Monitoring the disturbance of the microbiota in Amazonian soils during conversion of forest to pasture and its consequences on cattle health

Pandemics of "swollen face", a bacterial-origin periodontitis disease afflicting ruminant livestock, have been correlated with deforested areas in Brazil (Dobereiner et al., 2000). This disease was commonly reported in Brazil during the 60s and 80s. New cases have recently been observed in sheep and goat flocks in the Amazonia, under the same epidemiological conditions and with the same characteristics observed in bovines. In such circumstances, the disease has destroyed herds of livestock, often up to 90% of the animals.We hypothesize a link between the "swollen face" disease and shifts in the soil microbial communities as a consequence of deforestation and pasture introduction based on previous scientific evidence that shows that this disease is triggered by deforestation, which in turn leads to significant changes in the soil communities, favoring specific populations such as actinomycetes. Our objective is to characterize correlations between the soil environment, changes in the microbial community due to deforestation, and the occurrence of this disease. Once more specific correlations are identified, we will experimentally test hypotheses (e.g., causation) generated through isolating key microbes and using culture-dependent and independent techniques. Answering these hypotheses is important to advance towards a cure for the disease, and design monitoring methods and alternative management to reduce its incidence.

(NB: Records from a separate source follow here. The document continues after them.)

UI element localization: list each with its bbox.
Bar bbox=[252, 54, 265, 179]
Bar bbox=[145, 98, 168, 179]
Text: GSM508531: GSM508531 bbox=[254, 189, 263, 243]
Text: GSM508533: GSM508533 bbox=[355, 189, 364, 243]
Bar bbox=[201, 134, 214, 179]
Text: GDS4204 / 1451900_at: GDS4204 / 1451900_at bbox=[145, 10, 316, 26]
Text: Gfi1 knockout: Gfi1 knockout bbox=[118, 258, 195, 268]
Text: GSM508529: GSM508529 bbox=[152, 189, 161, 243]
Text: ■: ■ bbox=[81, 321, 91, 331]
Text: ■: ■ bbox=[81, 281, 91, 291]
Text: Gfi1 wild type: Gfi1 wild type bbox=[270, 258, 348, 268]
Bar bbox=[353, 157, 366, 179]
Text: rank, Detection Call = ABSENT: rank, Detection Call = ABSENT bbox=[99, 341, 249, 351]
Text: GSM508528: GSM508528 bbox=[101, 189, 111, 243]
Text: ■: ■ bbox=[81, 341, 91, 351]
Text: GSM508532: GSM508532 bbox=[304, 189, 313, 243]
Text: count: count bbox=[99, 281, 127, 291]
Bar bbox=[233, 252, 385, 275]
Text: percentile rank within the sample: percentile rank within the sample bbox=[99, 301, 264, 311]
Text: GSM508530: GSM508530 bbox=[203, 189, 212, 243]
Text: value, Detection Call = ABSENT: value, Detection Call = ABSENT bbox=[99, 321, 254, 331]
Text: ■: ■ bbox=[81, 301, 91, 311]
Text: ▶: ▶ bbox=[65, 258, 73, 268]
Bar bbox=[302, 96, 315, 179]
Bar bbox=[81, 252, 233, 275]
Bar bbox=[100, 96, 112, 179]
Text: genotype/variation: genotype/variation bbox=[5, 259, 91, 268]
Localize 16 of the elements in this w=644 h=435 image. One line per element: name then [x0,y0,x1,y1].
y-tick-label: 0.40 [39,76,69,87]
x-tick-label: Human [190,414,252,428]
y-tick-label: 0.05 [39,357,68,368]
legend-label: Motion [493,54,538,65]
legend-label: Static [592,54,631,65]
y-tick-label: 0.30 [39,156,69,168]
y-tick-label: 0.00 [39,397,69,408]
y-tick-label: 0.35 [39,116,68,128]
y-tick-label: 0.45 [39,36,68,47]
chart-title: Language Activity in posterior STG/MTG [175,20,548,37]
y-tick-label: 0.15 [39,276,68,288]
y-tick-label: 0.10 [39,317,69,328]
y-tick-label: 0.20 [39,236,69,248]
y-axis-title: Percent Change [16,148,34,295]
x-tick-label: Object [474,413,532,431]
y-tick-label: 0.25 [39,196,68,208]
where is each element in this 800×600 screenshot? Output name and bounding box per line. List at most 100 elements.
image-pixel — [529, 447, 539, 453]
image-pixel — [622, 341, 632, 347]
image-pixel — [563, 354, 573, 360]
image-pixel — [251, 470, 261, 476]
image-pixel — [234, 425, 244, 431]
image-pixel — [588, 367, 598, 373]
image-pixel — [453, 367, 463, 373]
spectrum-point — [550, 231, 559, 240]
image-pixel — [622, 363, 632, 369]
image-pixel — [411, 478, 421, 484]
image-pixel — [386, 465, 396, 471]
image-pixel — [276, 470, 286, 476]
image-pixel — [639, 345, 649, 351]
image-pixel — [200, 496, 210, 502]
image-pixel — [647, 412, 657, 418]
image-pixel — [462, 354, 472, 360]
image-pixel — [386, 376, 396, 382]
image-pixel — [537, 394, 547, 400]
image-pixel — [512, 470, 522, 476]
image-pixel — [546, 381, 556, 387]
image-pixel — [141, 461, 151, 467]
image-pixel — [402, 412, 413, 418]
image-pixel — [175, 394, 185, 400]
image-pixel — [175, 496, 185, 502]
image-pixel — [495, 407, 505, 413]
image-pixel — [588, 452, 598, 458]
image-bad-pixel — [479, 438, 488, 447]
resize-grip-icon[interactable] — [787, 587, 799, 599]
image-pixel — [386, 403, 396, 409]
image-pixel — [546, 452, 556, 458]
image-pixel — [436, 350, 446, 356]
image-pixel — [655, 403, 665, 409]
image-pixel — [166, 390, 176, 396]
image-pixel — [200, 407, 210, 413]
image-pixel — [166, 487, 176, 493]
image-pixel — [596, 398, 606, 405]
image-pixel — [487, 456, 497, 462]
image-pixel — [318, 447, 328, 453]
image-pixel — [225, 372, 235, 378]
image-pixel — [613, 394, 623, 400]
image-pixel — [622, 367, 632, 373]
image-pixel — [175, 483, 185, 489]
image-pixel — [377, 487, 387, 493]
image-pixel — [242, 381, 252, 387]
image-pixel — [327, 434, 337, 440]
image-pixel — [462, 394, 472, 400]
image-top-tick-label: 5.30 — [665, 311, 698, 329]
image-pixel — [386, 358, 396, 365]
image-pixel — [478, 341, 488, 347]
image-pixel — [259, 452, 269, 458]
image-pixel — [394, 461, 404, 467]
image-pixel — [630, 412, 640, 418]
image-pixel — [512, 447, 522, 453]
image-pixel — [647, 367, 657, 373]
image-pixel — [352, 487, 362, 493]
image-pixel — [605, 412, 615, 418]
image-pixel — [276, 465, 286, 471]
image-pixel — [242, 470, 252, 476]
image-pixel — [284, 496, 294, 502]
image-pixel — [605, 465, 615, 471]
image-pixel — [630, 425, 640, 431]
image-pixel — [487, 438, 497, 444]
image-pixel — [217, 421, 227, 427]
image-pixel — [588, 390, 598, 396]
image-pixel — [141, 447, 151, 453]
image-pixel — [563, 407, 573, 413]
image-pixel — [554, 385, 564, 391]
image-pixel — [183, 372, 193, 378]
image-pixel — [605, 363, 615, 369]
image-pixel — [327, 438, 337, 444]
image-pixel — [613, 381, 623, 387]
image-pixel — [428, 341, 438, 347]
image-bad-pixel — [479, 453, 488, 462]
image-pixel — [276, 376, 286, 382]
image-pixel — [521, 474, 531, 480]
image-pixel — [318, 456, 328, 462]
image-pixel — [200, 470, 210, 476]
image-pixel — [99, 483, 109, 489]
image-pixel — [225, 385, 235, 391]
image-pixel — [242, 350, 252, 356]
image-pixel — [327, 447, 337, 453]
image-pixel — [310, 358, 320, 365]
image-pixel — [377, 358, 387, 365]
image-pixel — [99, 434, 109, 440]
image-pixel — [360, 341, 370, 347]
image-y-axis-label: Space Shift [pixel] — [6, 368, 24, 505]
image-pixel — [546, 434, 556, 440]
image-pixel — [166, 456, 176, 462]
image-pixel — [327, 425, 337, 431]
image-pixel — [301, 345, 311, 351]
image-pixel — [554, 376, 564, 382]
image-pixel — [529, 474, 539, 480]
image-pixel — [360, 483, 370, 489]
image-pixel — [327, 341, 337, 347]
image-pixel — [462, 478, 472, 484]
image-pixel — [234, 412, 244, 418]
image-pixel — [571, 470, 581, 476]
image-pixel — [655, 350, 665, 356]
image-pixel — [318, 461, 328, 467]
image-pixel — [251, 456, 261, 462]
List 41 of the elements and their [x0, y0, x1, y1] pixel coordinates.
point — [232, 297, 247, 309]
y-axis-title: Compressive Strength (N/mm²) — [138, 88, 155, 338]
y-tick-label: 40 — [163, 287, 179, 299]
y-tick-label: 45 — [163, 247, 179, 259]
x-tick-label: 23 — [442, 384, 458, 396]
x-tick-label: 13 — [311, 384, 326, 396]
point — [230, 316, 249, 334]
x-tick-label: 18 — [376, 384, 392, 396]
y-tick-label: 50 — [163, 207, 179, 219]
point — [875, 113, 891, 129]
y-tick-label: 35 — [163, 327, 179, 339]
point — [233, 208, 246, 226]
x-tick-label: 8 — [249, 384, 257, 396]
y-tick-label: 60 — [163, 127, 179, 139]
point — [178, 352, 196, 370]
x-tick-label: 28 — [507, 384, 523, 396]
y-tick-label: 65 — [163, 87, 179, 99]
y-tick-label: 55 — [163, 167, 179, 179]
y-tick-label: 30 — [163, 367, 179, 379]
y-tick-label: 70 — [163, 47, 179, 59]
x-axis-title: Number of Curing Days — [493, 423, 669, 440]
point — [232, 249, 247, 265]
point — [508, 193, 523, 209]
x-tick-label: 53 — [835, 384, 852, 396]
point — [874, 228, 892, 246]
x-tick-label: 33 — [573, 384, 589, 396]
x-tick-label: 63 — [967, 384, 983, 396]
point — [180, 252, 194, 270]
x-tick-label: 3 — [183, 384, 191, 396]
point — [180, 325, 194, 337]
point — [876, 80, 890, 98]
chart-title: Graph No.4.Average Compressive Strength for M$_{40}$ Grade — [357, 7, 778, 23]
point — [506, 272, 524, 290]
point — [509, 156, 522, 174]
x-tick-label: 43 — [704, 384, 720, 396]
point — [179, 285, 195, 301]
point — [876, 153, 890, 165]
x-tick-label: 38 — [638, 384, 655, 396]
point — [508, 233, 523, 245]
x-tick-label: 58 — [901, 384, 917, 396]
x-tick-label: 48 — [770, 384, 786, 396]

Additionally, confirming the link between the occurrence of diseases, deforestation and changes in biodiversity will contribute to the delineation of policies to hinder deforestation and to promote biodiversity conservation.We propose to leverage high-throughput microbiological characterization of environmental samples using next generation sequencing approaches, which are cultivation-free. These methods generate large amounts of data without the need for initially cultivating isolates. Since only 1% of the soil microorganisms can be cultivated, culture-independent approaches are powerful tools to assess microbial diversity. Our USG partner, Dr. James Cole, will provide training and support with bioinformatic analysis of these datasets. We will use tools that are currently under development from his current USG grant. Concurrently, co-PI Cole and his team may use our dataset to evaluate developed tools.